Starting a text editor from inside a Virtual Machine

Using Vagrant, Docker or other virtual development environment is becoming quite popular. However, a drawback of this is that you cannot start a visual text editor on your main machine because heh, the files are not there. Purist may tell you that you should be using Vim or Emacs, but I like Sublime, I want to keep using it.

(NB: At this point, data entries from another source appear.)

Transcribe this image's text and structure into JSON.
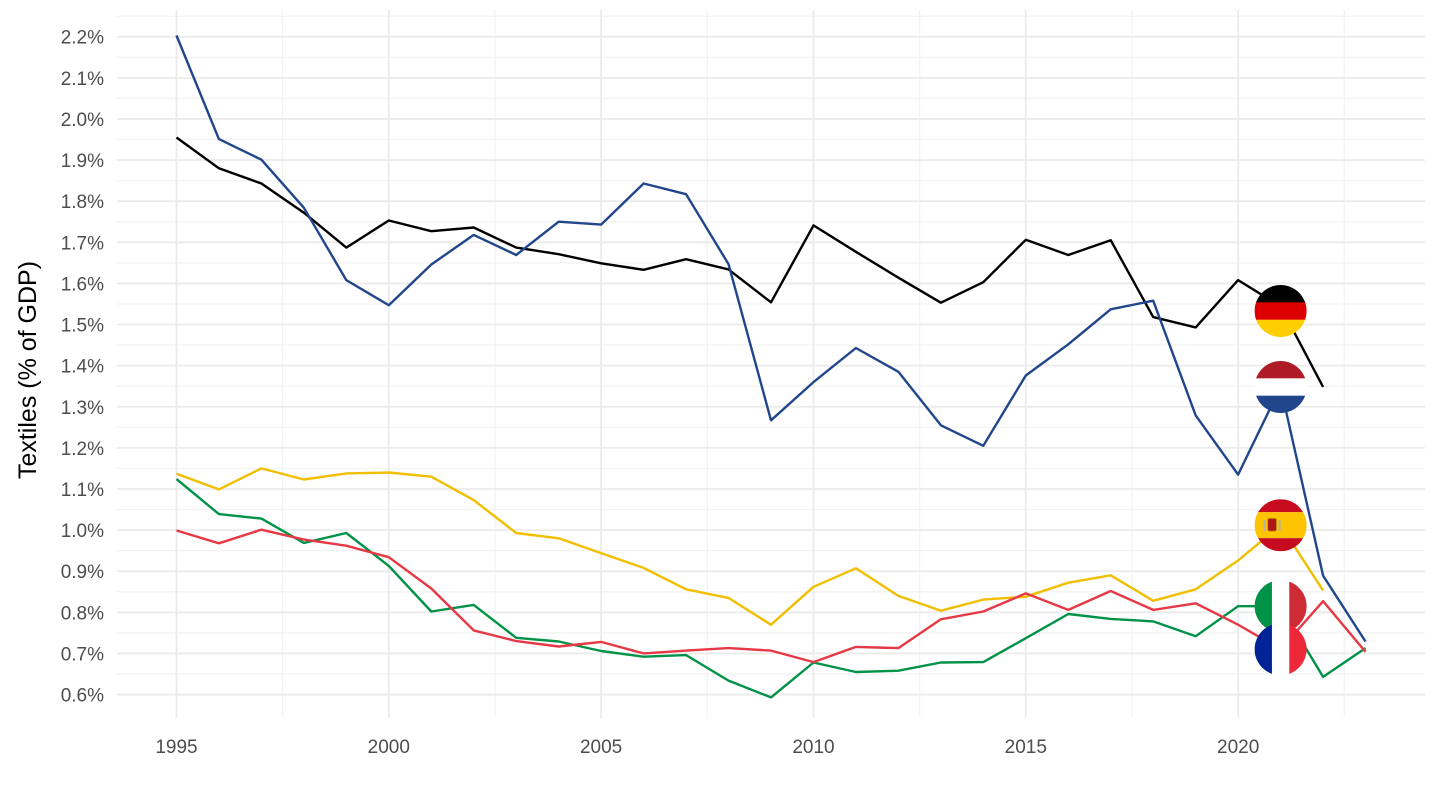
{
  "chart_data": {
    "type": "line",
    "title": "",
    "xlabel": "",
    "ylabel": "Textiles (% of GDP)",
    "xlim": [
      1993.6,
      2024.4
    ],
    "ylim": [
      0.543,
      2.265
    ],
    "x_ticks": [
      1995,
      2000,
      2005,
      2010,
      2015,
      2020
    ],
    "x_tick_labels": [
      "1995",
      "2000",
      "2005",
      "2010",
      "2015",
      "2020"
    ],
    "y_ticks": [
      0.6,
      0.7,
      0.8,
      0.9,
      1.0,
      1.1,
      1.2,
      1.3,
      1.4,
      1.5,
      1.6,
      1.7,
      1.8,
      1.9,
      2.0,
      2.1,
      2.2
    ],
    "y_tick_labels": [
      "0.6%",
      "0.7%",
      "0.8%",
      "0.9%",
      "1.0%",
      "1.1%",
      "1.2%",
      "1.3%",
      "1.4%",
      "1.5%",
      "1.6%",
      "1.7%",
      "1.8%",
      "1.9%",
      "2.0%",
      "2.1%",
      "2.2%"
    ],
    "grid": true,
    "legend": "flag markers at series ends",
    "series": [
      {
        "country": "Germany",
        "flag": "germany-flag-icon",
        "color": "#000000",
        "flag_x": 2021,
        "flag_y": 1.533,
        "x": [
          1995,
          1996,
          1997,
          1998,
          1999,
          2000,
          2001,
          2002,
          2003,
          2004,
          2005,
          2006,
          2007,
          2008,
          2009,
          2010,
          2011,
          2012,
          2013,
          2014,
          2015,
          2016,
          2017,
          2018,
          2019,
          2020,
          2021,
          2022
        ],
        "values": [
          1.955,
          1.88,
          1.843,
          1.772,
          1.687,
          1.753,
          1.727,
          1.736,
          1.687,
          1.671,
          1.649,
          1.633,
          1.659,
          1.634,
          1.554,
          1.741,
          1.677,
          1.614,
          1.553,
          1.603,
          1.706,
          1.669,
          1.705,
          1.518,
          1.493,
          1.608,
          1.544,
          1.348
        ]
      },
      {
        "country": "Netherlands",
        "flag": "netherlands-flag-icon",
        "color": "#21468b",
        "flag_x": 2021,
        "flag_y": 1.348,
        "x": [
          1995,
          1996,
          1997,
          1998,
          1999,
          2000,
          2001,
          2002,
          2003,
          2004,
          2005,
          2006,
          2007,
          2008,
          2009,
          2010,
          2011,
          2012,
          2013,
          2014,
          2015,
          2016,
          2017,
          2018,
          2019,
          2020,
          2021,
          2022,
          2023
        ],
        "values": [
          2.203,
          1.951,
          1.901,
          1.784,
          1.608,
          1.547,
          1.646,
          1.718,
          1.669,
          1.75,
          1.743,
          1.843,
          1.817,
          1.647,
          1.267,
          1.36,
          1.443,
          1.385,
          1.255,
          1.205,
          1.376,
          1.452,
          1.537,
          1.558,
          1.279,
          1.135,
          1.348,
          0.889,
          0.729
        ]
      },
      {
        "country": "Spain",
        "flag": "spain-flag-icon",
        "color": "#f1bf00",
        "flag_x": 2021,
        "flag_y": 1.012,
        "x": [
          1995,
          1996,
          1997,
          1998,
          1999,
          2000,
          2001,
          2002,
          2003,
          2004,
          2005,
          2006,
          2007,
          2008,
          2009,
          2010,
          2011,
          2012,
          2013,
          2014,
          2015,
          2016,
          2017,
          2018,
          2019,
          2020,
          2021,
          2022
        ],
        "values": [
          1.137,
          1.099,
          1.15,
          1.123,
          1.138,
          1.14,
          1.13,
          1.073,
          0.993,
          0.98,
          0.944,
          0.908,
          0.856,
          0.835,
          0.77,
          0.862,
          0.907,
          0.84,
          0.804,
          0.831,
          0.838,
          0.872,
          0.89,
          0.828,
          0.856,
          0.926,
          1.012,
          0.853
        ]
      },
      {
        "country": "Italy",
        "flag": "italy-flag-icon",
        "color": "#009246",
        "flag_x": 2021,
        "flag_y": 0.815,
        "x": [
          1995,
          1996,
          1997,
          1998,
          1999,
          2000,
          2001,
          2002,
          2003,
          2004,
          2005,
          2006,
          2007,
          2008,
          2009,
          2010,
          2011,
          2012,
          2013,
          2014,
          2015,
          2016,
          2017,
          2018,
          2019,
          2020,
          2021,
          2022,
          2023
        ],
        "values": [
          1.124,
          1.039,
          1.028,
          0.969,
          0.993,
          0.913,
          0.802,
          0.818,
          0.738,
          0.729,
          0.706,
          0.692,
          0.696,
          0.634,
          0.593,
          0.678,
          0.655,
          0.658,
          0.678,
          0.679,
          0.737,
          0.796,
          0.784,
          0.778,
          0.742,
          0.815,
          0.815,
          0.643,
          0.713
        ]
      },
      {
        "country": "France",
        "flag": "france-flag-icon",
        "color": "#e63946",
        "flag_x": 2021,
        "flag_y": 0.71,
        "x": [
          1995,
          1996,
          1997,
          1998,
          1999,
          2000,
          2001,
          2002,
          2003,
          2004,
          2005,
          2006,
          2007,
          2008,
          2009,
          2010,
          2011,
          2012,
          2013,
          2014,
          2015,
          2016,
          2017,
          2018,
          2019,
          2020,
          2021,
          2022,
          2023
        ],
        "values": [
          0.999,
          0.968,
          1.001,
          0.977,
          0.962,
          0.934,
          0.858,
          0.756,
          0.73,
          0.717,
          0.728,
          0.7,
          0.707,
          0.713,
          0.707,
          0.679,
          0.716,
          0.713,
          0.783,
          0.802,
          0.846,
          0.806,
          0.852,
          0.806,
          0.822,
          0.77,
          0.71,
          0.827,
          0.704
        ]
      }
    ]
  }
}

A simple trick I came up with it to call my text editor by SSH using path translation. Of course, you will need to translate the paths and otherwise adapt it to your needs, but this should get you started:

#!/bin/bash
# Starting Sublime Text from inside a Virtual Machine
# @link https://gist.github.com/lavoiesl/c01b16b5f875906a6d82
# You may require to install realpath
path="$(realpath "$1")"
if echo "${path}" | grep -q "^/media/data/projects"; then
path="$(echo "${path}" | sed 's/^\/media\/data\/projects\//~\/projects\//')"
elif echo "${path}" | grep -q "^/media/home"; then
path="$(echo "${path}" | sed 's/^\/media\/home\//~\//')"
else
echo "Only paths inside /media/data/projects and /media/home are supported" >&2
exit 1
fi
ssh seb@10.10.10.1 subl "${path}"
view raw subl.sh hosted with ❤ by GitHub
In this example, /media/data/projects on the Guest exists as ~/projects on the Host and ~ on the Host exists as /media/home on the Guest.

Make sure you have ~/.ssh/authorized_keys and ForwardAgent properly setup to avoid password prompts each time.

You could also use this trick to open a webpage by using the “open” program on Mac. Equivalent exists on most Linux distros.